NSCI 444 / 844 - Controversies in Neuroscience
As insight regarding the human brain expands, so do related issues such as what constitutes personhood, what drives the criminal mind, intelligence-enhancing drugs and end-of-life issues. Lead by experts who deal daily with such concerns, we will focus weekly on a particular topic in neuroscience which impacts on society.
Minimum 4th year (Level 4) standing, registration in a LISC/BHSc Major or SSP, a GPA of 2.5, and one of (NSCI 322/3.0; NSCI 323/3.0; NSCI 324/3.0; ANAT 312/3.0).
Each week an expert will present a 50 to 80 minute seminar on their topic of interest. A two-hour session following later in the same week usually consists of two Powerpoint presentations by students. Each team of two students gives a 30 min overview and critique (rationale, methodology, main findings, implications) of an assigned paper and leads the ensuing 10 minute discussion of the paper`s findings regarding the controversial issue.
- The students will directly interact with researchers who are ‘in the trenches’. These experts repeatedly confront a particular controversial issue, making them particularly suited to lead their session.
- Rather than judging what is ‘right’ or ‘wrong’ regarding these neuroscience issues, students will discuss and debate about how our medical and psychology professionals deal with the controversies in their fields ... as well as how the neurosciences can inform decision making.
- The topics are meant to promote discussion and debate regarding how modern neuroscience can be used to help clarify contentious and complex social issues. At the same time, the instructors’ and students’ opinions must be underpinned with solid science.
10% Weekly (brief) written assessments of the 2 research papers as well as class participation.
15% Oral presentations
15% Term paper of a topic different from the oral presentation or the student`s thesis topic
20% Midterm test
40% Final exam on the content of Professors` lectures and the related issues discussed. This gives the students a chance to `stand back` and assess the role of neuroscience in shaping society. It also demonstrates how well they put their thoughts to paper. Previous exams are posted on Exam Bank.

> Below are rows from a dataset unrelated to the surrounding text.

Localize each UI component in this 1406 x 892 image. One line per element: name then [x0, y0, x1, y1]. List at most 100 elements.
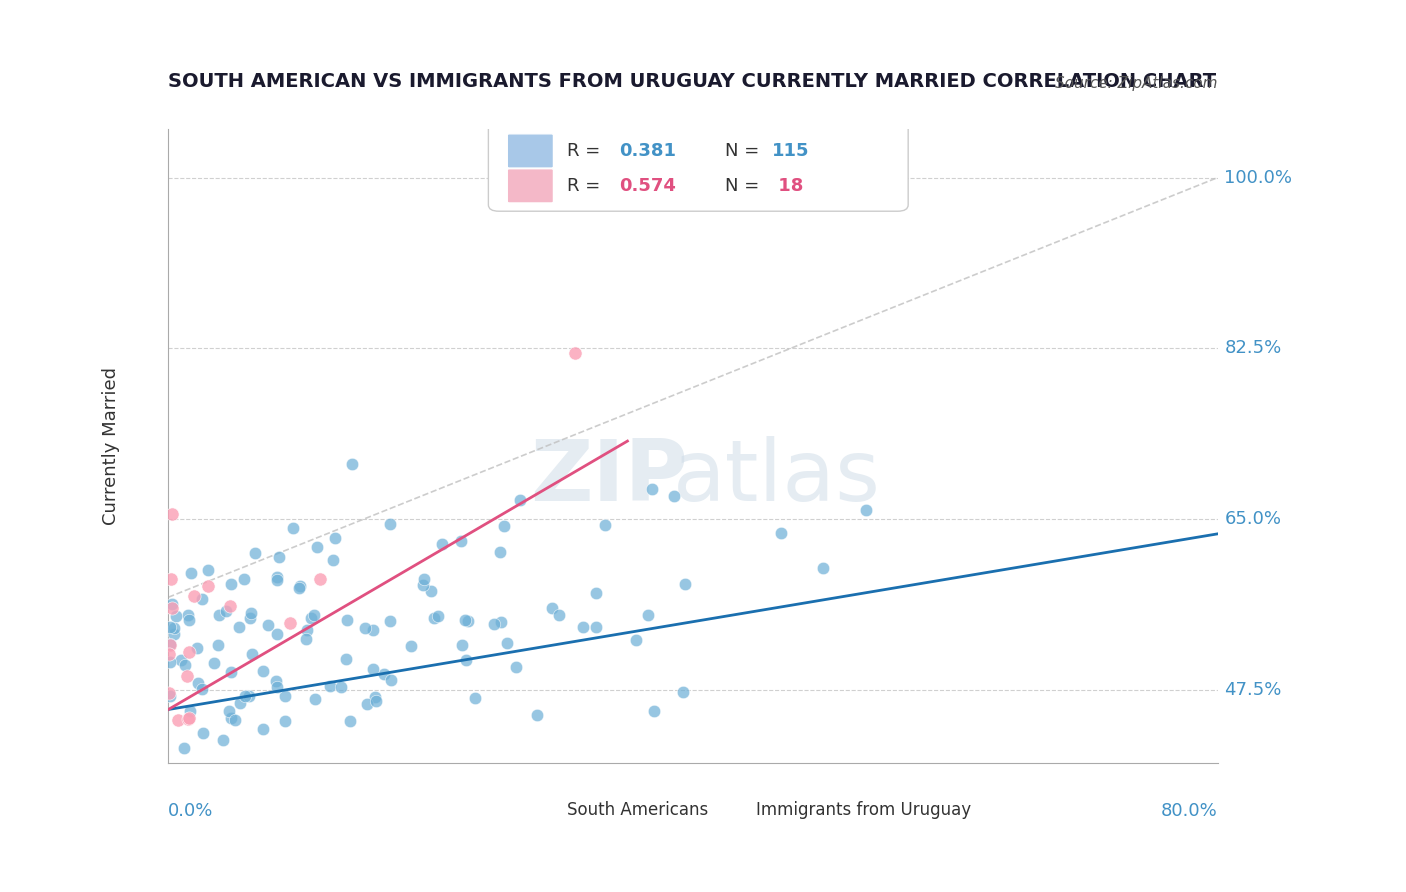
South Americans: [266, 574, 288, 588]
South Americans: [159, 656, 181, 670]
Text: Currently Married: Currently Married: [101, 367, 120, 525]
Immigrants from Uruguay: [157, 686, 180, 700]
Text: 0.574: 0.574: [620, 177, 676, 194]
South Americans: [238, 689, 260, 703]
South Americans: [294, 632, 316, 647]
FancyBboxPatch shape: [728, 788, 758, 810]
Text: 100.0%: 100.0%: [1225, 169, 1292, 186]
South Americans: [593, 518, 616, 533]
Immigrants from Uruguay: [564, 346, 586, 360]
South Americans: [177, 607, 200, 622]
Text: atlas: atlas: [673, 436, 882, 519]
South Americans: [266, 570, 288, 584]
South Americans: [378, 516, 401, 531]
South Americans: [378, 614, 401, 628]
South Americans: [208, 608, 231, 623]
South Americans: [266, 681, 288, 695]
South Americans: [274, 689, 297, 703]
Text: South Americans: South Americans: [567, 801, 709, 819]
Immigrants from Uruguay: [167, 713, 190, 727]
South Americans: [295, 623, 318, 637]
South Americans: [281, 520, 304, 534]
South Americans: [218, 704, 240, 718]
South Americans: [219, 665, 242, 680]
Text: 65.0%: 65.0%: [1225, 510, 1281, 528]
South Americans: [495, 635, 517, 649]
South Americans: [287, 581, 309, 595]
Text: 80.0%: 80.0%: [1161, 802, 1218, 821]
FancyBboxPatch shape: [529, 788, 558, 810]
Immigrants from Uruguay: [177, 711, 200, 725]
FancyBboxPatch shape: [488, 120, 908, 211]
South Americans: [299, 611, 322, 625]
South Americans: [423, 611, 446, 625]
South Americans: [177, 613, 200, 627]
South Americans: [330, 680, 353, 694]
South Americans: [173, 741, 195, 756]
South Americans: [464, 691, 486, 706]
Text: 18: 18: [772, 177, 803, 194]
South Americans: [335, 652, 357, 666]
South Americans: [288, 579, 311, 593]
South Americans: [207, 638, 229, 652]
South Americans: [526, 707, 548, 722]
South Americans: [321, 553, 343, 567]
South Americans: [457, 614, 479, 628]
Text: R =: R =: [567, 142, 606, 160]
Text: 115: 115: [772, 142, 810, 160]
Text: 82.5%: 82.5%: [1225, 339, 1282, 358]
South Americans: [451, 638, 474, 652]
South Americans: [256, 618, 278, 632]
South Americans: [541, 600, 564, 615]
South Americans: [770, 526, 793, 541]
South Americans: [252, 722, 274, 736]
Immigrants from Uruguay: [159, 638, 181, 652]
South Americans: [547, 607, 569, 622]
South Americans: [204, 656, 226, 670]
South Americans: [673, 577, 696, 591]
Immigrants from Uruguay: [160, 508, 183, 522]
South Americans: [336, 613, 359, 627]
South Americans: [361, 662, 384, 676]
South Americans: [494, 519, 516, 533]
Immigrants from Uruguay: [197, 579, 219, 593]
South Americans: [672, 685, 695, 699]
South Americans: [224, 714, 246, 728]
Immigrants from Uruguay: [183, 589, 205, 603]
Immigrants from Uruguay: [160, 573, 183, 587]
South Americans: [454, 613, 477, 627]
Text: 47.5%: 47.5%: [1225, 681, 1282, 699]
South Americans: [179, 704, 201, 718]
South Americans: [229, 696, 252, 710]
South Americans: [252, 664, 274, 678]
South Americans: [159, 637, 181, 651]
Immigrants from Uruguay: [309, 572, 332, 586]
South Americans: [163, 621, 186, 635]
South Americans: [232, 572, 254, 586]
South Americans: [169, 653, 191, 667]
Immigrants from Uruguay: [160, 601, 183, 615]
Immigrants from Uruguay: [179, 645, 201, 659]
South Americans: [380, 673, 402, 687]
South Americans: [180, 566, 202, 581]
Text: Source: ZipAtlas.com: Source: ZipAtlas.com: [1056, 76, 1218, 91]
South Americans: [266, 627, 288, 641]
Immigrants from Uruguay: [278, 615, 301, 630]
South Americans: [302, 608, 325, 623]
South Americans: [239, 611, 262, 625]
South Americans: [305, 541, 328, 555]
Text: R =: R =: [567, 177, 606, 194]
South Americans: [160, 597, 183, 611]
South Americans: [484, 617, 506, 632]
South Americans: [219, 711, 242, 725]
South Americans: [427, 608, 450, 623]
FancyBboxPatch shape: [508, 134, 554, 168]
South Americans: [197, 563, 219, 577]
Immigrants from Uruguay: [163, 764, 186, 779]
South Americans: [186, 640, 208, 655]
South Americans: [212, 733, 235, 747]
South Americans: [572, 620, 595, 634]
Immigrants from Uruguay: [157, 647, 180, 661]
South Americans: [267, 549, 290, 564]
South Americans: [413, 572, 436, 586]
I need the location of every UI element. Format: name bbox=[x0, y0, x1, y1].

- 844 students: Depending on class numbers we hope that graduate students will be able to present on their own. All essay questions on the final exam are mandatory, whereas undergrads have some choice.
Students can expect to spend approximately 9 hours per week on this course.
There is no required textbook.
Course Readings: One or two articles will be assigned by the lecturer 7 days before their lecture session.